Jakarta, FORTUNE - Anggota The Indonesian Geothermal Association (INAGA) Remi Harimanda menilai program pengeboran eksplorasi oleh pemerintah (government drilling) kurang bermanfaat untuk menarik investor masuk ke proyek pembangkit listrik tenaga panas bumi (PLTP).
Sebab, menurutnya, beberapa lokasi pengeboran justru sudah diketahui potensi sumber daya atau cadangan panas buminya.

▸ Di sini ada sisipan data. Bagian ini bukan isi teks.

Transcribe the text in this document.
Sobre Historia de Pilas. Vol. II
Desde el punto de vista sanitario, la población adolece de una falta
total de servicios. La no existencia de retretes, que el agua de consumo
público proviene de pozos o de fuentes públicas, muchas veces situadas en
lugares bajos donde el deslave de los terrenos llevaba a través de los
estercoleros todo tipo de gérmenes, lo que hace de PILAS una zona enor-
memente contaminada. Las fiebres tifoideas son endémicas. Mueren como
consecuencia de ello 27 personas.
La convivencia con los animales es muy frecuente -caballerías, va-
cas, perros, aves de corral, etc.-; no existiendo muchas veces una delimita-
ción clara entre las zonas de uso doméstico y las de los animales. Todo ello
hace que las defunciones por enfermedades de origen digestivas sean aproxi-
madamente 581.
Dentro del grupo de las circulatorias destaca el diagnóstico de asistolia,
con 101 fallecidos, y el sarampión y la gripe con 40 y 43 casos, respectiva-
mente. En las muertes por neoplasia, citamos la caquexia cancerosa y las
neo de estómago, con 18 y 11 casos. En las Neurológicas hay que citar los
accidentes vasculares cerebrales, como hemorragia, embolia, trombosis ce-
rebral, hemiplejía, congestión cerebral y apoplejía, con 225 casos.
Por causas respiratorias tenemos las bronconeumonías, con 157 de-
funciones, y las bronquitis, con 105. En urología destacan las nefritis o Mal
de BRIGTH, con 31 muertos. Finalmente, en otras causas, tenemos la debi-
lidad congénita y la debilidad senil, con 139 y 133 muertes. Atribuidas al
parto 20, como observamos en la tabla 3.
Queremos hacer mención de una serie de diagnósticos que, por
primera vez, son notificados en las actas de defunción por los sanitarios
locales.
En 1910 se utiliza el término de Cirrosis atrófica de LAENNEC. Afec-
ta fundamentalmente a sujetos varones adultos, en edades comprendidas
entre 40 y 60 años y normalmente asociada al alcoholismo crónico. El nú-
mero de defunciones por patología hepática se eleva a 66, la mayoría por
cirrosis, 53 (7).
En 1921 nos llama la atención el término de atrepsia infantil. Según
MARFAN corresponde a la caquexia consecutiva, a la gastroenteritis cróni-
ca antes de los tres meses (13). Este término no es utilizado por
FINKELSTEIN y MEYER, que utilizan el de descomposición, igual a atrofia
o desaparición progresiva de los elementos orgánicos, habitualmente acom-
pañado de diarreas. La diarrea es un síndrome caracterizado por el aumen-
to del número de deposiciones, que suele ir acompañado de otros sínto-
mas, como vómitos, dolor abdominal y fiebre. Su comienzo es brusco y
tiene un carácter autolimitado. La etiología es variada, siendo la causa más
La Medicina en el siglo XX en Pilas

Ia mencontohkan dua proyek yang telah berjalan di dua wilayah kerja panas bumi (WKP) yakni di Cisolok, Sukabumi dan Nage, Flores.
"Kebetulan juga, dua lokasi yang dilakukan government drilling itu walaupun tidak dibuat kami sudah tertarik. Apalagi yang di Nagi di Flores. Di situ memang dari sisi resources karena itu berdekatan dengan WKP yang eksisting dan proven," ujarnya dalam diskusi virtual bersama wartawan, Jumat (8/7).
Pria yang juga menjabat sebagai Direktur Teknik Ormat Geothermal Indonesia itu juga menilai, keengganan pengembang swasta membangun PLTP saat ini sebenarnya lebih disebabkan oleh tarif listrik yang murah sehingga tidak ekonomis. Di Sukabumi, misalnya, tarif biaya pokok penyediaan (BPP) listriknya hanya 7sen per kWh.
"Yang di Sukabumi pun sama. Riset dari hasil studi tanpa lihat adanya sumur bor yang dilakukan government kami tertarik. Sayangnya tarif BPPnya rendah. Karena masih 7 cent per kWh artinya tidak ekonomis dikembangkan PLTP walaupun resources-nya bagus," jelasnya.
Lantaran itu, menurut Remi, pengeboran yang dilakukan pemerintah menjadi mubazir. "Harusnya kalau melakukan government drilling di titik yang buat pengembang atau di titik di mana memang dari kacamata pengembang datanya belum cukup. Tapi kalau data cukup kan bisa diserahkan ke pengembang. Artinya di situ yang benar-benar butuh kehadiran pemerintah," imbuhnya.